Dieses Video wurde am 16. Dezember 2025 von WELT Nachrichtensender auf YouTube veröffentlicht. Zum Original-Video auf YouTube.
Die EU plant, das Verbrenner-Aus aufzuweichen, was zu hitzigen Debatten führt. Michael Kellner warnt vor einem Sargnagel für die Autoindustrie, während andere eine Chance sehen. Deutschlands Wirtschaft steht auf dem Spiel.
Die EU-Kommission plant Lockerungen beim Verbrenner-Aus ab 2035, was bedeutet, dass Autohersteller möglicherweise nicht den Kohlendioxidausstoß auf null senken müssen. Dies könnte durch Ausnahmen erreicht werden, die bisher hohe Strafen vermieden hätten. Ein Kompromiss müsste jedoch mit dem Europaparlament und den EU-Staaten ausgehandelt werden.
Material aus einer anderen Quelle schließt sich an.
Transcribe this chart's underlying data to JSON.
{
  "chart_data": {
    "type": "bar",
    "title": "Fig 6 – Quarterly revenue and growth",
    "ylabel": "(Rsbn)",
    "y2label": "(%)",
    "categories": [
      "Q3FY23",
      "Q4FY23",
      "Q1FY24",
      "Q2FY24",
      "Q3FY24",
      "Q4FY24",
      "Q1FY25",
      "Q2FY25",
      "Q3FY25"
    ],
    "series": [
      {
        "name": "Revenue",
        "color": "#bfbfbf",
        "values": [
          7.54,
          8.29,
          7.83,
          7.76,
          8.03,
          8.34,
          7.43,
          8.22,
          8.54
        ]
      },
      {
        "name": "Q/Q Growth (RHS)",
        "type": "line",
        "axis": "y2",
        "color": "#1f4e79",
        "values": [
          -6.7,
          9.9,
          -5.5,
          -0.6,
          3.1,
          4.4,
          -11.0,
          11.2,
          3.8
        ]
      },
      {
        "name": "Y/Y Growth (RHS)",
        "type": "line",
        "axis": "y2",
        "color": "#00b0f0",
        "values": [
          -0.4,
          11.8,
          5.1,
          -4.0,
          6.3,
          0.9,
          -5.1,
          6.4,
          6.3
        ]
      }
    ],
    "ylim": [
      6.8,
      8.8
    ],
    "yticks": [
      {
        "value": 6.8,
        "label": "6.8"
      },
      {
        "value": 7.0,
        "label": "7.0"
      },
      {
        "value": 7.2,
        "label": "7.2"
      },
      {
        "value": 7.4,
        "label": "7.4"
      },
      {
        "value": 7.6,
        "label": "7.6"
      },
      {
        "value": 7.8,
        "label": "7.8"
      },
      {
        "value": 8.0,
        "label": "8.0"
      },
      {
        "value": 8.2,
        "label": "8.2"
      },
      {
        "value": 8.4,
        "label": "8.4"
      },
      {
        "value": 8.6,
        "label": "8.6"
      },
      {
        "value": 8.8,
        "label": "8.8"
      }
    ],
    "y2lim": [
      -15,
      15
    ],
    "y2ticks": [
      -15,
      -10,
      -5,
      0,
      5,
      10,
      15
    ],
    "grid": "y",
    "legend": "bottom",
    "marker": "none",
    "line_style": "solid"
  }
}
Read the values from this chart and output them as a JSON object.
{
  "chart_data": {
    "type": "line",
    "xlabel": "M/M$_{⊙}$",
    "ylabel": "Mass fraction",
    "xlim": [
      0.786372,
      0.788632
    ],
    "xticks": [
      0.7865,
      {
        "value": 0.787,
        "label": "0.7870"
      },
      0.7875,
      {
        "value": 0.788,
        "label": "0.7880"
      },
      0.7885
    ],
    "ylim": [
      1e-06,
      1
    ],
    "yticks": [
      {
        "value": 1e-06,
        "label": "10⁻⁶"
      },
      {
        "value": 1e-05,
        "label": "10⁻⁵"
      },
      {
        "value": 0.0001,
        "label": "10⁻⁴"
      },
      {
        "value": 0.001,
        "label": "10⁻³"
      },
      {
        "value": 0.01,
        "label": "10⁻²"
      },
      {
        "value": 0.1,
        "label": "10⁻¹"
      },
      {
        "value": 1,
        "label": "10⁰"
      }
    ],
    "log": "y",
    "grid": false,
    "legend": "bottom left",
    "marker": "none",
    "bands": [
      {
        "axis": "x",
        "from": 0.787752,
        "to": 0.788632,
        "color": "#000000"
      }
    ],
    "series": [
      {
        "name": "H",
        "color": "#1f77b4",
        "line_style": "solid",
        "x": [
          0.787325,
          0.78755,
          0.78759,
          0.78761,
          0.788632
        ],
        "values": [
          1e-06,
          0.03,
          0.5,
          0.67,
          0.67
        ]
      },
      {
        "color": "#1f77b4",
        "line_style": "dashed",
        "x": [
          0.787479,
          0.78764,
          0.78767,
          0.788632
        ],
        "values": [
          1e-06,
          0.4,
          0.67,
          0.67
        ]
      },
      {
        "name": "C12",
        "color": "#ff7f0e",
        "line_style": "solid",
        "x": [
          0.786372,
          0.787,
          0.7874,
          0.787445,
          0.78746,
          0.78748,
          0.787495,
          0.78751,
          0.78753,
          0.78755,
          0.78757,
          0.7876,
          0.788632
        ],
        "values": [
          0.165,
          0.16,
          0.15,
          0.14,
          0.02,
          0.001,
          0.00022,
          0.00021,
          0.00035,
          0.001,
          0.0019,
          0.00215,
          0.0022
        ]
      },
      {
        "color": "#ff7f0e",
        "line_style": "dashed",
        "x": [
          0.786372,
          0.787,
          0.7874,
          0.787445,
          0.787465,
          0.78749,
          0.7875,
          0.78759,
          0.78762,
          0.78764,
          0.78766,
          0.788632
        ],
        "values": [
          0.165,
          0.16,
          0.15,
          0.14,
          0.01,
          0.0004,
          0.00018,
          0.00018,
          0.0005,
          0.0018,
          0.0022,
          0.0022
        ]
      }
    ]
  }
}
Die Regierung, insbesondere die Christdemokraten, befürworten eine Lockerung des Verbrenner-Aus, wobei Informationen aus Brüssel bereits auf eine Aufweichung hindeuten. Es könnten also auch nach 2035 noch Verbrenner zugelassen werden.
Kellner (Grüne) sieht im Festhalten am Verbrenner eine Gefahr für die Wettbewerbsfähigkeit der europäischen Autoindustrie: Ein Sargnagel für die Zukunft!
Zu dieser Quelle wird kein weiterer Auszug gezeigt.